Please explain what's happening with ++ operator in "x = x++;". Where is the increment done?

Question

What is happening in the code below?

public static void main (String[] args) {
    int x = 5;
    x = x++;
    System.out.println(x);  // 5. So what happened to the ++?
}

I can understand x is assigned the value 5, because we told it to take the value before increment.

However, it must still do the increment, so is this done on a temporary value?

I don't understand Java bytecode but it dissassembles as follows.

  public static void main(java.lang.String[]);
Code:
   0: iconst_5
   1: istore_1
   2: iload_1
   3: iinc          1, 1
   6: istore_1
   7: getstatic     #2                  // Field java/lang/System.out:Ljava/io/PrintStream;
  10: iload_1
  11: invokevirtual #3                  // Method java/io/PrintStream.println:(I)V
  14: return

I can't see where it's creating a temp. What's really going on?

Answer 1

However, it must still do the increment, so is this done on a temporary value?

Why? If the operation has no visible effect, there is no need to perform it.

What happens here is:

1. the expression x++ is evaluated. The result is 5.
2. the variable x is incremented, as a side effect the ++ operator.
3. the variable x is assigned the value of the expression in (1), which is 5,

At the end x unambigously has the value 5. An optimising compiler can remove the ++ operation, since it has no effect on the final value of x, or any other part of the program.

In the case of Java, optimisations occur not only in the compiler but also in the runtime. Therefore, even if the assembly contains "iinc", this could well be optimised away later.

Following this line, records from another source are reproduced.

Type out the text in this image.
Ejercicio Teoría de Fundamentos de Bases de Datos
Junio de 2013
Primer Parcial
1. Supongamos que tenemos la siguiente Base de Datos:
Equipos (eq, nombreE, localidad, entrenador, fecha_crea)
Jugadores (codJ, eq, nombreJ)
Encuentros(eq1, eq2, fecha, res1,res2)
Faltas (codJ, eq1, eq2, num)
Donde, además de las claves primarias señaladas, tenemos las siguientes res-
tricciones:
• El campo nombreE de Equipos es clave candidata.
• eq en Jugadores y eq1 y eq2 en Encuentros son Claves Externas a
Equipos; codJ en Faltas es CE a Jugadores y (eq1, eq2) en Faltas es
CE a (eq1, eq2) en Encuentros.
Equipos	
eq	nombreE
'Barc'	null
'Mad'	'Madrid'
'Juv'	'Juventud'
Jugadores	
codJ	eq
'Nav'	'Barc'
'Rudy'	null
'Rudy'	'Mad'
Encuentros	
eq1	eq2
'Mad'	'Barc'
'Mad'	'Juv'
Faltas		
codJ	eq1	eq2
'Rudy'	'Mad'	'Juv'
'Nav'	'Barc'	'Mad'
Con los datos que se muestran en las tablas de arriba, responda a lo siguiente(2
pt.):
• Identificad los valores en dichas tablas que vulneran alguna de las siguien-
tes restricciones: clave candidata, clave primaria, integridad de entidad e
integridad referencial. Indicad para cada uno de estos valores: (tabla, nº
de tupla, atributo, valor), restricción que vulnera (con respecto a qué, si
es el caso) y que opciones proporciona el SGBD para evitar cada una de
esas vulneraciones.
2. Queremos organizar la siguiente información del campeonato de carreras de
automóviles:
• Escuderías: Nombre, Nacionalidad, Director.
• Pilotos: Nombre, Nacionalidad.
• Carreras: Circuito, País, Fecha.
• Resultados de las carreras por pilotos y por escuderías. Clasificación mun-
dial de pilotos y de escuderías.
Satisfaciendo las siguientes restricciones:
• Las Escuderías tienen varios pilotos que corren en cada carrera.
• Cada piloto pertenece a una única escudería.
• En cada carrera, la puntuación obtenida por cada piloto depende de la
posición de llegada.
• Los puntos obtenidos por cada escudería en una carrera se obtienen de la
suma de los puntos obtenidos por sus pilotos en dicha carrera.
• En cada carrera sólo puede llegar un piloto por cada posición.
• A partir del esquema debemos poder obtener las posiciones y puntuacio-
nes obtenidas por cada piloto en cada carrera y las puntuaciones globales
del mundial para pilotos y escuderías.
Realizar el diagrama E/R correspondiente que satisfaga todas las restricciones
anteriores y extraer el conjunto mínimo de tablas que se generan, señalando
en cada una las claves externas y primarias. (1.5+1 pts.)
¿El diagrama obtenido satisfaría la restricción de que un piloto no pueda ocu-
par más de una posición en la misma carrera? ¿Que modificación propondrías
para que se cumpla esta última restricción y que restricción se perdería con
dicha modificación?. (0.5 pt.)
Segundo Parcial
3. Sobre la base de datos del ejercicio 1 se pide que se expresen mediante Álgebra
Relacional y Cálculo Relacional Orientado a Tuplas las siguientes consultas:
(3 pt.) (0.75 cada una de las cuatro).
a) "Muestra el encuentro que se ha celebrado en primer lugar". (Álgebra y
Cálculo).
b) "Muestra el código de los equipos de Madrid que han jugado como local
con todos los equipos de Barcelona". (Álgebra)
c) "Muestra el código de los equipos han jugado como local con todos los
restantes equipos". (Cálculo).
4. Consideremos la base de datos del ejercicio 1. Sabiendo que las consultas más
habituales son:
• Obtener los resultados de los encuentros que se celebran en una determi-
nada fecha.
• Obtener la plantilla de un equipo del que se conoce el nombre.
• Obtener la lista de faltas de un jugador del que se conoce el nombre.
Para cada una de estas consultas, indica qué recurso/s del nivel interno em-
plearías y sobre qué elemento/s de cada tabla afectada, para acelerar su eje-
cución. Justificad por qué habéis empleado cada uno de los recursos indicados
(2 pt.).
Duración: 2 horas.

Here is an example of optimised C compiler output. As you can see it doesn't contain the increment operation:

https://godbolt.org/g/2iTLhZ

Note: your compiler may warn that the expression "may be undefined". This is because in C, the right-hand and left-hand sides of an assignment are evaluated in an unspecified order. As we can see, either order gives the same result in this particular example (since the left-hand side is a constant reference) but it's something to be aware of.